I would call my daughter Siena and thank her profusely for choosing me as her mother. She tells me she used to be a fairy and then she fell in love with me, and because she was a fairy, I couldn’t see her, and it made her sad. So one day she flew into my vagina and deposited her fairy wings into my heart so I’d always have fairy magic in my heart, and then, wingless, she hobbled over to my belly and grew into a baby so she and I could kiss and hug in person. I’d thank her for giving up her wings so we could know each other better. And I’d remind her that she is here on a Divine assignment and that her only job is to be the most Siena she can possibly be. That’s all. Nothing else. I’d tell her I’ll love her forever, from heaven or wherever I’d end up after my plane hit the tower.

I’d call all my friends and family, one by one- (thank God it’s a long way from Minneapolis to New York, so I’d have time)- and thank them for being in my life, for helping me grow, for making me a better person, for challenging me, for celebrating with me, for shaping me, for loving me in spite of, even because of, all my imperfections. I’d cry over how much I love them and promise to come back and visit as an angel. My heart would burst open.

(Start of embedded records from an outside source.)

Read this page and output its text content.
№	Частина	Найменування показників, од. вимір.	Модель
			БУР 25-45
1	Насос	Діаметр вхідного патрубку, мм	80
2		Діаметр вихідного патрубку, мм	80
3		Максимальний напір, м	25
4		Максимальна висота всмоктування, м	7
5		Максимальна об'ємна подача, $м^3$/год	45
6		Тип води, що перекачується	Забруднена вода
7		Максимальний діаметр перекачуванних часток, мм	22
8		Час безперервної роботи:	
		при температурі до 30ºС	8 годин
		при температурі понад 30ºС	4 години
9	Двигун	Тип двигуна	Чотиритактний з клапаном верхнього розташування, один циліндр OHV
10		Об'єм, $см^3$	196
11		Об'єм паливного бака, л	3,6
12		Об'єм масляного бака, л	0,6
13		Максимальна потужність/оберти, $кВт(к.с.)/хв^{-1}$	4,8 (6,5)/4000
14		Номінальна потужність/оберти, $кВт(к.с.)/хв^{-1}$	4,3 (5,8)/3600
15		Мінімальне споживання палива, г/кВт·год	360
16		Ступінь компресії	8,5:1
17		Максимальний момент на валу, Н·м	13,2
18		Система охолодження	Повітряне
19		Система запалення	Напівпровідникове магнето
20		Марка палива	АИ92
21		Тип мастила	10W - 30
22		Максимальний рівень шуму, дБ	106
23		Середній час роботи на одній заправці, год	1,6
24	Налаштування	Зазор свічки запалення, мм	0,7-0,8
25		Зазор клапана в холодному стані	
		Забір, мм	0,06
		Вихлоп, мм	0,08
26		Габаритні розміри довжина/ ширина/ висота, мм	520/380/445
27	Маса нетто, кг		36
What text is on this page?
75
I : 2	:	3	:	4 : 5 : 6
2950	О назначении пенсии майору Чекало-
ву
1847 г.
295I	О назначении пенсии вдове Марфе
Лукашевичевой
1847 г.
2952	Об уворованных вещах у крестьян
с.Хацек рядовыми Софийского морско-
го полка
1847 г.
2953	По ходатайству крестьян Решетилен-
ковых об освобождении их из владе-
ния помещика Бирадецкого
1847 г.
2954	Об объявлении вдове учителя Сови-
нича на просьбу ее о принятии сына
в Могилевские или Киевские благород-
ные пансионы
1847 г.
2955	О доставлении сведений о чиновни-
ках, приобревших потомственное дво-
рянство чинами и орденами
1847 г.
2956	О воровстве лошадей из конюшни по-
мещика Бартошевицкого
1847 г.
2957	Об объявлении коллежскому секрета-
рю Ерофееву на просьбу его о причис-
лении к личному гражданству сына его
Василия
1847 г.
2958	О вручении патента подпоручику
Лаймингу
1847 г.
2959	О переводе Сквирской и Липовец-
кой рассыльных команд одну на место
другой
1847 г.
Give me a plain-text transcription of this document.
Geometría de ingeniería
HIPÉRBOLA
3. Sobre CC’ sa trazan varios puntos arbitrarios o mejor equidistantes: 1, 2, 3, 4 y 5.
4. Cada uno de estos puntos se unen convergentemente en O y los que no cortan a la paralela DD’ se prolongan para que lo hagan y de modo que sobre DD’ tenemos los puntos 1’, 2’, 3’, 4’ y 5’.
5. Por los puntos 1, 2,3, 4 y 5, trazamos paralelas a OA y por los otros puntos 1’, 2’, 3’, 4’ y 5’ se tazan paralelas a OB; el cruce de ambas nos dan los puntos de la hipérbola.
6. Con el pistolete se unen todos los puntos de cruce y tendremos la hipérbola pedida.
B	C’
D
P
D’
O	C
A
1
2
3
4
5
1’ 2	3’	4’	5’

By the time I died in a plane crash, I’d know, without a doubt, that I would leave no love unexpressed. Nobody would ever doubt that they mattered to me. I would feel complete.

This is what went through my mind as the plane soared east for at least a half hour.

Then, slowly, the plane turned around…and a while later, we landed in Minneapolis and the whole plane breathed a collective sigh of relief. I remembered in that moment, as I did back on September 11, that we must ALL do this, we must ALL express our love, we must ALL open our hearts and say what we forget to say, not just on the day we might die or on September 11, but EVERY DAY.

So please, darling, say what you would say if you were one of those cherished beings we lost 12 years ago. Don’t hold back, ever. Love like you’ll die today- not just today, but every day. And join me in saying a prayer of gratitude for those we lost and a prayer of peace in this world of conflict. May our hearts be healed. May our hearts stay open. May we never, ever repeat the mistakes of our past.